Nel Regno Unito, l'inflazione persistentemente elevata ha alimentato aspettative di possibili aumenti dei tassi da parte della Bank of England già a novembre, ma il Monetary Policy Committee si è trattenuto, mantenendo i tassi al minimo record dello 0,1%. Il Comitato si aspetta un picco dei prezzi nel secondo trimestre del 2022. Quanto a noi, condividiamo questa previsione e crediamo che l'inflazione potrà tornare sotto il target nella prima parte del 2023.
A fronte dell'attuale contesto, preferisco tenere in portafoglio obbligazioni inflation-linked sul front end della curva dei rendimenti – il segmento con le scadenze più brevi - potenzialmente più protette in caso di rialzi dei tassi d'interesse, ma che consentono agli investitori di incrementare il valore del capitale investito in linea con l'inflazione.

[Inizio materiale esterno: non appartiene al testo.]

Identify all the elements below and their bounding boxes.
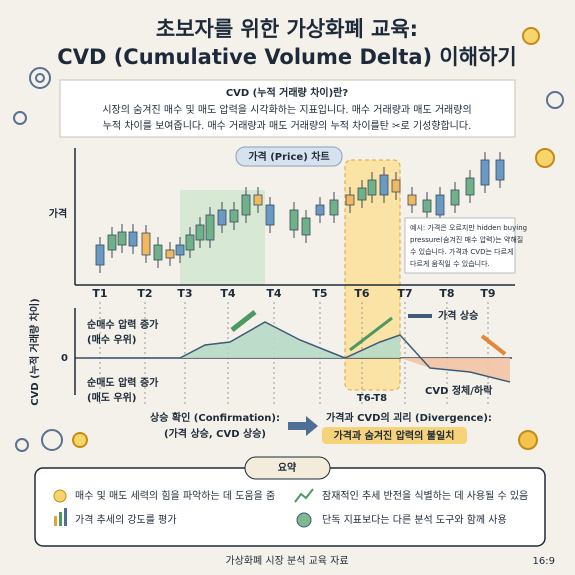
time-label: T5 [312, 287, 327, 300]
divergence-highlight [344, 159, 401, 391]
time-label: T3 [177, 287, 192, 300]
time-label: T8 [439, 287, 454, 300]
cvd-down-label: CVD 정체/하락 [425, 384, 493, 397]
intro-box [59, 79, 516, 138]
candle-body [265, 204, 275, 226]
time-label: T2 [137, 287, 152, 300]
up-arrow [349, 316, 393, 352]
cvd-y-label: CVD (누적 거래량 차이) [28, 298, 41, 405]
divergence-title: 가격과 CVD의 괴리 (Divergence): [326, 411, 492, 424]
icon [53, 489, 67, 503]
summary-title: 요약 [278, 461, 297, 474]
candle-body [407, 194, 417, 206]
icon [54, 516, 57, 526]
candle-body [289, 209, 299, 231]
candle-body [195, 224, 205, 241]
price-chart-label-pill [235, 146, 343, 167]
candle-body [185, 234, 195, 251]
candle-body [495, 159, 505, 181]
candle-body [301, 217, 311, 236]
divergence-pill [322, 427, 467, 444]
time-labels: T1 T2 T3 T4 T4 T5 T6 T7 T8 T9 [92, 287, 496, 405]
candle-body [153, 244, 163, 261]
time-label: T9 [480, 287, 495, 300]
candles [95, 152, 505, 273]
sell-label: 순매도 압력 증가 [87, 376, 159, 389]
candle-body [175, 244, 185, 256]
time-label: T6 [354, 287, 370, 300]
range-label: T6-T8 [357, 393, 387, 404]
arrow [288, 416, 318, 436]
time-label: T1 [92, 287, 107, 300]
note-box [404, 217, 516, 274]
candle-body [229, 209, 239, 223]
note-line: pressure(숨겨진 매수 압력)는 약해질 [410, 235, 523, 244]
note-line: 다르게 움직일 수 있습니다. [410, 259, 490, 268]
candle-body [95, 244, 105, 266]
candle-body [315, 204, 325, 216]
icon [296, 512, 312, 528]
candle-body [107, 234, 117, 251]
candle-body [422, 199, 432, 213]
cvd-positive-area [180, 322, 345, 358]
candle-body [241, 194, 251, 216]
candle-body [329, 199, 339, 216]
candle-body [367, 179, 377, 196]
buy-label: 순매수 압력 증가 [87, 318, 159, 331]
candle-body [117, 231, 127, 246]
cvd-line [90, 321, 511, 383]
intro-line: 시장의 숨겨진 매수 및 매도 압력을 시각화하는 지표입니다. 매수 거래량과… [102, 103, 471, 116]
candle-body [391, 179, 401, 193]
candle-body [217, 209, 227, 226]
time-label: T7 [397, 287, 412, 300]
price-up-label: 가격 상승 [438, 309, 478, 322]
up-arrow [230, 310, 257, 332]
time-label: T4 [220, 287, 236, 300]
summary-box [34, 467, 546, 547]
sell-label: (매도 우위) [87, 391, 136, 404]
candle-body [141, 232, 151, 256]
zero-label: 0 [61, 353, 68, 364]
down-arrow [480, 334, 507, 356]
candle-body [345, 194, 355, 206]
summary-pill [244, 456, 331, 480]
intro-heading: CVD (누적 거래량 차이)란? [226, 86, 349, 99]
summary-item: 잠재적인 추세 반전을 식별하는 데 사용될 수 있음 [322, 489, 528, 502]
candle-body [480, 159, 490, 186]
icon [64, 508, 67, 526]
note-line: 예시: 가격은 오르지만 hidden buying [410, 223, 527, 232]
time-label: T4 [266, 287, 282, 300]
summary-item: 단독 지표보다는 다른 분석 도구와 함께 사용 [322, 514, 507, 526]
candle-body [379, 174, 389, 196]
confirmation-sub: (가격 상승, CVD 상승) [164, 427, 266, 440]
buy-label: (매수 우위) [87, 333, 136, 346]
title-line2: CVD (Cumulative Volume Delta) 이해하기 [57, 45, 516, 69]
decorations [13, 27, 564, 452]
candle-body [435, 194, 445, 216]
candle-body [205, 214, 215, 241]
summary-item: 매수 및 매도 세력의 힘을 파악하는 데 도움을 줌 [75, 489, 275, 502]
title-line1: 초보자를 위한 가상화폐 교육: [156, 17, 418, 41]
note-line: 수 있습니다. 가격과 CVD는 다르게 [410, 247, 513, 256]
footer-caption: 가상화폐 시장 분석 교육 자료 [225, 555, 348, 567]
candle-body [253, 194, 263, 206]
footer-ratio: 16:9 [533, 556, 555, 567]
icon [59, 512, 62, 526]
candle-body [128, 231, 138, 247]
divergence-highlight-text: 가격과 숨겨진 압력의 불일치 [334, 429, 455, 442]
confirmation-title: 상승 확인 (Confirmation): [150, 411, 280, 424]
price-y-label: 가격 [49, 207, 67, 220]
price-chart-label: 가격 (Price) 차트 [248, 150, 329, 163]
candle-body [465, 177, 475, 196]
candle-body [165, 249, 175, 259]
intro-line: 누적 차이를 보여줍니다. 매수 거래량과 매도 거래량의 누적 차이를탄 ✂로… [103, 120, 472, 132]
candle-body [450, 189, 460, 206]
summary-item: 가격 추세의 강도를 평가 [75, 513, 177, 526]
icon [294, 488, 314, 503]
candle-body [357, 187, 367, 201]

Apprezzo anche le obbligazioni inflation-linked a breve duration, che hanno storicamente dimostrato una maggiore sensibilità ai prezzi delle commodity. Inoltre, in termini di total return, sono più correlate all'indicizzazione all'inflazione, che dovrebbe restare favorevole nei prossimi mesi, quando l'inflazione si confermerà un tema caldo.
Nell'Eurozona, sembra che il quantitative easing sia ormai un tratto permanente della politica monetaria, e l'inflazione resta relativamente contenuta. C'è tuttavia un altro rischio, poiché prima o poi anche la politica monetaria della BCE dovrà cambiare. L'esposizione a titoli governativi francesi e tedeschi a breve scadenza può replicare breakeven d'inflazione– la differenza tra il rendimento nominale di un investimento a tasso fisso e il rendimento reale di un'obbligazione indicizzata all'inflazione - più alti, e al tempo stesso fungere da protezione in caso di cambi di passo della politica monetaria.

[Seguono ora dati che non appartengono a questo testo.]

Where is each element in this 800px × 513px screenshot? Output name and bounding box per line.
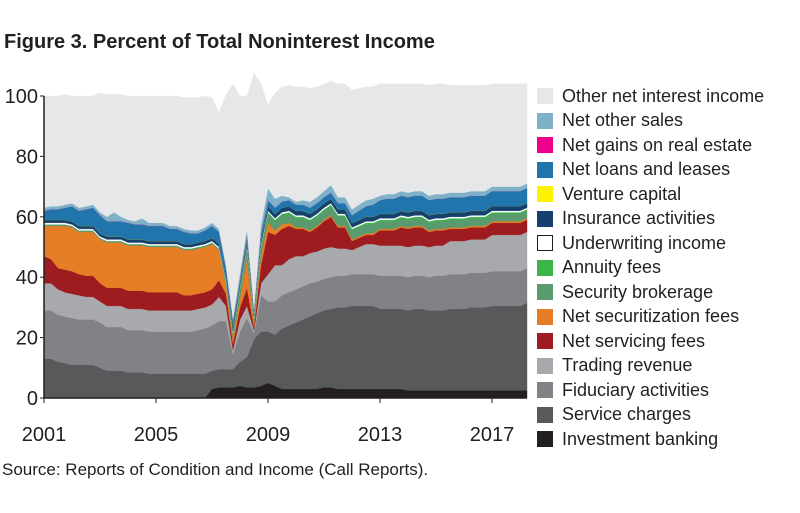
- legend-label: Annuity fees: [562, 257, 662, 278]
- legend-swatch: [537, 88, 553, 105]
- legend-item: Net servicing fees: [537, 329, 764, 354]
- y-tick-label: 60: [16, 207, 38, 229]
- legend-swatch: [537, 259, 553, 276]
- legend-item: Investment banking: [537, 427, 764, 452]
- legend-item: Net gains on real estate: [537, 133, 764, 158]
- stacked-area-chart: 0 20 40 60 80 100 2001 2005 2009 2013 2017: [5, 72, 528, 446]
- legend-item: Service charges: [537, 403, 764, 428]
- legend-label: Underwriting income: [562, 232, 727, 253]
- legend-swatch: [537, 210, 553, 227]
- legend-swatch: [537, 235, 553, 252]
- legend-label: Investment banking: [562, 428, 719, 449]
- legend-swatch: [537, 333, 553, 350]
- x-tick-label: 2009: [246, 424, 291, 446]
- legend-swatch: [537, 382, 553, 399]
- legend-swatch: [537, 284, 553, 301]
- legend-item: Venture capital: [537, 182, 764, 207]
- legend-item: Net loans and leases: [537, 158, 764, 183]
- chart-legend: Other net interest income Net other sales…: [537, 84, 764, 452]
- legend-item: Trading revenue: [537, 354, 764, 379]
- legend-label: Service charges: [562, 404, 692, 425]
- legend-item: Underwriting income: [537, 231, 764, 256]
- legend-label: Other net interest income: [562, 85, 765, 106]
- chart-title: Figure 3. Percent of Total Noninterest I…: [4, 31, 435, 53]
- legend-swatch: [537, 406, 553, 423]
- legend-label: Trading revenue: [562, 355, 693, 376]
- x-tick-label: 2001: [22, 424, 67, 446]
- legend-swatch: [537, 357, 553, 374]
- legend-item: Fiduciary activities: [537, 378, 764, 403]
- x-tick-label: 2013: [358, 424, 403, 446]
- legend-item: Net other sales: [537, 109, 764, 134]
- y-tick-label: 80: [16, 146, 38, 168]
- legend-label: Net securitization fees: [562, 306, 740, 327]
- legend-label: Net gains on real estate: [562, 134, 753, 155]
- legend-label: Net servicing fees: [562, 330, 706, 351]
- legend-item: Annuity fees: [537, 256, 764, 281]
- legend-label: Net other sales: [562, 110, 684, 131]
- y-tick-label: 20: [16, 328, 38, 350]
- legend-swatch: [537, 186, 553, 203]
- y-tick-label: 100: [5, 86, 38, 108]
- x-tick-label: 2005: [134, 424, 179, 446]
- y-tick-label: 0: [27, 388, 38, 410]
- y-tick-label: 40: [16, 267, 38, 289]
- legend-item: Security brokerage: [537, 280, 764, 305]
- x-tick-label: 2017: [470, 424, 515, 446]
- legend-label: Net loans and leases: [562, 159, 731, 180]
- area-other-net-interest-income: [43, 72, 528, 319]
- legend-item: Other net interest income: [537, 84, 764, 109]
- source-note: Source: Reports of Condition and Income …: [2, 460, 429, 479]
- legend-swatch: [537, 431, 553, 448]
- legend-label: Fiduciary activities: [562, 379, 710, 400]
- legend-swatch: [537, 137, 553, 154]
- legend-item: Insurance activities: [537, 207, 764, 232]
- legend-swatch: [537, 112, 553, 129]
- legend-swatch: [537, 161, 553, 178]
- legend-label: Venture capital: [562, 183, 682, 204]
- legend-swatch: [537, 308, 553, 325]
- legend-label: Security brokerage: [562, 281, 714, 302]
- legend-label: Insurance activities: [562, 208, 716, 229]
- legend-item: Net securitization fees: [537, 305, 764, 330]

Negli Stati Uniti, preferisco detenere TIPS a uno-due anni, che offrono un carry positivo grazie all'indicizzazione all'inflazione, ma resterei sottopesato in TIPS a cinque e più anni, che mi sembrano più esposti alla graduale riduzione degli acquisti di asset.
Riconsiderando il 2021 da inizio anno, lo shock d'inflazione è stato enorme. Nella prima parte di quest'anno, gli economisti si aspettavano un picco d'inflazione nell'Eurozona dell'1,5%, mentre ora si prospetta un possibile massimo ben oltre il 4%. In ultima analisi, siamo certi che l'inflazione si dimostrerà transitoria, ma quest'anno dimostra che ci possono essere sorprese al rialzo senza avvisaglie. Per il momento, il mantenimento di un adeguato livello di protezione del portafoglio dall'inflazione potrebbe essere una strategia ottimale, anche a fronte della prevista imminente normalizzazione delle politiche monetarie.